Odysseus starts the poem in an island with the goddess Calypso, in a world that doesn´t change, apart from the human world, with no connections with it. In another previous post I mentioned the link between time and quantum entanglement, and I concluded that “time has no meaning outside the universe, and it is embedded in the relationship between its elements”. The relationships we establish with our environment determine what life is. We are us and our circumstances, as Ortega y Gasset said. 

Today I came across with an article where they explain how “The arrow of time is an arrow of increasing correlations”, as Seth Lloyd pointed out about 30 years ago. 

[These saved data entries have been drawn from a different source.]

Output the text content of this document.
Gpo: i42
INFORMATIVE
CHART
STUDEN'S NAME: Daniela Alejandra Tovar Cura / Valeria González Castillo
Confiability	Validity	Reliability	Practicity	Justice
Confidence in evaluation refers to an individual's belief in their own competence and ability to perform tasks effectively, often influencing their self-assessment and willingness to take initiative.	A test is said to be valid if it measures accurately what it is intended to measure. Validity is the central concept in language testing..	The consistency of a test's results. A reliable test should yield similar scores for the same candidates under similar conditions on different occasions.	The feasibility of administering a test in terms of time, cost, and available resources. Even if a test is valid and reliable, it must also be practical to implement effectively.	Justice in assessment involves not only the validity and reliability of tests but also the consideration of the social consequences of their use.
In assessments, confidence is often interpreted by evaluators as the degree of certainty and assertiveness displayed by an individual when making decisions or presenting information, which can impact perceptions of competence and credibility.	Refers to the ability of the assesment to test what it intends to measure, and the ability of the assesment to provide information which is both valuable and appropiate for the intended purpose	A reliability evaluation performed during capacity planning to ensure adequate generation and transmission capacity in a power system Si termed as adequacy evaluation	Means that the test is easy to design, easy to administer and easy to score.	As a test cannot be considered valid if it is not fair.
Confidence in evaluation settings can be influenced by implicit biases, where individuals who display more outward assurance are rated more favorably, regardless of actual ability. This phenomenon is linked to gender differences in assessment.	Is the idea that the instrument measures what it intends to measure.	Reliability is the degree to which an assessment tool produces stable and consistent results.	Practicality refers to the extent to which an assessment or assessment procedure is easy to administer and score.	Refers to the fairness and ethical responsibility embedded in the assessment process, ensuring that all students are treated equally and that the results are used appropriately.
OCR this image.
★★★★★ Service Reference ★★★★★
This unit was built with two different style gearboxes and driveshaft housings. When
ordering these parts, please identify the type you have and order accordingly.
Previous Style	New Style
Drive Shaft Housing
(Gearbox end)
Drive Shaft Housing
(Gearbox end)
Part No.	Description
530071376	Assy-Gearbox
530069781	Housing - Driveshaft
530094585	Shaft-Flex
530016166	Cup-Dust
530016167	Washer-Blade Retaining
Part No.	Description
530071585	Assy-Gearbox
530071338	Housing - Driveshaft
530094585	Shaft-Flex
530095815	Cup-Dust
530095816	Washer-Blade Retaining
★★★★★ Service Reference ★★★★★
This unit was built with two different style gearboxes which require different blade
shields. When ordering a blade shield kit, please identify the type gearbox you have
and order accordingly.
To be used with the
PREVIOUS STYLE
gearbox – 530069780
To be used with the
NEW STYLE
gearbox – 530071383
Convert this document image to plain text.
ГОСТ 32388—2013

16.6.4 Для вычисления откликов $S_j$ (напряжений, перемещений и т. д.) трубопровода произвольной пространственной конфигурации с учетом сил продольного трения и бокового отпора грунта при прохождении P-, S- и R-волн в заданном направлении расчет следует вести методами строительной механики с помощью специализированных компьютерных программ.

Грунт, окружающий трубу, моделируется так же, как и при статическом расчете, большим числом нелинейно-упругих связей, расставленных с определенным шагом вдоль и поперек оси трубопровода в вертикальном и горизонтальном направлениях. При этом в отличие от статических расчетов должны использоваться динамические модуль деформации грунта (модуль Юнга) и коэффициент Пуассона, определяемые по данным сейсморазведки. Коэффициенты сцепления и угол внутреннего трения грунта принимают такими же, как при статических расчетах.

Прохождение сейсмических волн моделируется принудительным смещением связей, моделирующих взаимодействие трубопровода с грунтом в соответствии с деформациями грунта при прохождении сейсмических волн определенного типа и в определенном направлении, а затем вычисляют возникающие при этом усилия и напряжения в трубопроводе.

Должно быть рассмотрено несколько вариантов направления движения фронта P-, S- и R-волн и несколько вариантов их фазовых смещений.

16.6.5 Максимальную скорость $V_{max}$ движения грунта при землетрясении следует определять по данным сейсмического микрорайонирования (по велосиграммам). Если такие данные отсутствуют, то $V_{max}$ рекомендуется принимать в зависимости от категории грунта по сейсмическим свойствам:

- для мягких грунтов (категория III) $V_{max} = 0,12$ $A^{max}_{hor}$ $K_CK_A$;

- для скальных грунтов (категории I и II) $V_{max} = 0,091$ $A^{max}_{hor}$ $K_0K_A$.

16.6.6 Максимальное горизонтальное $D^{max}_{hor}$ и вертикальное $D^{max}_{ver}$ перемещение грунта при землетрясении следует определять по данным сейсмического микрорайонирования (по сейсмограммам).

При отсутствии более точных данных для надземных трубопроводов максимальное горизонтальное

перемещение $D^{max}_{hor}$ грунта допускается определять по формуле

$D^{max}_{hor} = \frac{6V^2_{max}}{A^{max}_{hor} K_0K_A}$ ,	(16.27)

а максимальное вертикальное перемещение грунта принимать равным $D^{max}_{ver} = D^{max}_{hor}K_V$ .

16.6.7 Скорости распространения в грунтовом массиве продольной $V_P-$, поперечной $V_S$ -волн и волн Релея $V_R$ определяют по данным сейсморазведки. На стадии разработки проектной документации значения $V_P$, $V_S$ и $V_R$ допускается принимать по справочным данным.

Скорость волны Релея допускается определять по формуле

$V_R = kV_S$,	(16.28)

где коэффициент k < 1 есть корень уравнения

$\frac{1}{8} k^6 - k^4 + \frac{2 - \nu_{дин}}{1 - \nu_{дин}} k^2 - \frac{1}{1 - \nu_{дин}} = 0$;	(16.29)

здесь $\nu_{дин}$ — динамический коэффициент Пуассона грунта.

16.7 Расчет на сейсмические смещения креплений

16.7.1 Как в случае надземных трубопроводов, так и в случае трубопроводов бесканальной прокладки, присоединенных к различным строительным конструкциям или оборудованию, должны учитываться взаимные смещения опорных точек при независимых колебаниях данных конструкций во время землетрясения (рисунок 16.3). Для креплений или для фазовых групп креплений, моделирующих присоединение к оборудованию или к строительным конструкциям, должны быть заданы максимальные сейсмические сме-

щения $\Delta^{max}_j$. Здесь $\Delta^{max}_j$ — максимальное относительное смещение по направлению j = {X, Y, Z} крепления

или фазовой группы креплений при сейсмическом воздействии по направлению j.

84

In another post I also mentioned how it has been proven that by using a definition of information stating which properties it should have, quantum mechanics can be derived from said properties. Seth Lloyd , by using an approach to quantum mechanics where information units are treated as the basic building blocks, ended up realizing that as the particles became increasingly entangled with one another, the information that originally described them would shift to describe the system of entangled particles as a whole. The particles gradually lost their individual autonomy and became pawns of the collective state. Eventually, the correlations contained all the information, and the individual particles contained none. At that point, Lloyd discovered, particles arrived at a state of equilibrium, and their states stopped changing. 

As Lloyd says, “the universe as a whole is in a pure state, but individual pieces of it, because they are entangled with the rest of the universe, are in mixtures.” So, does it mean that the Universe knows everything?

It is very interesting to see how physics slowly gets to the heart of the question of what means to be human. Our experience of time is intimately linked to the relationships we develop along our stay here. Physics is getting to the core of human experience, already sung by poets and philosophers.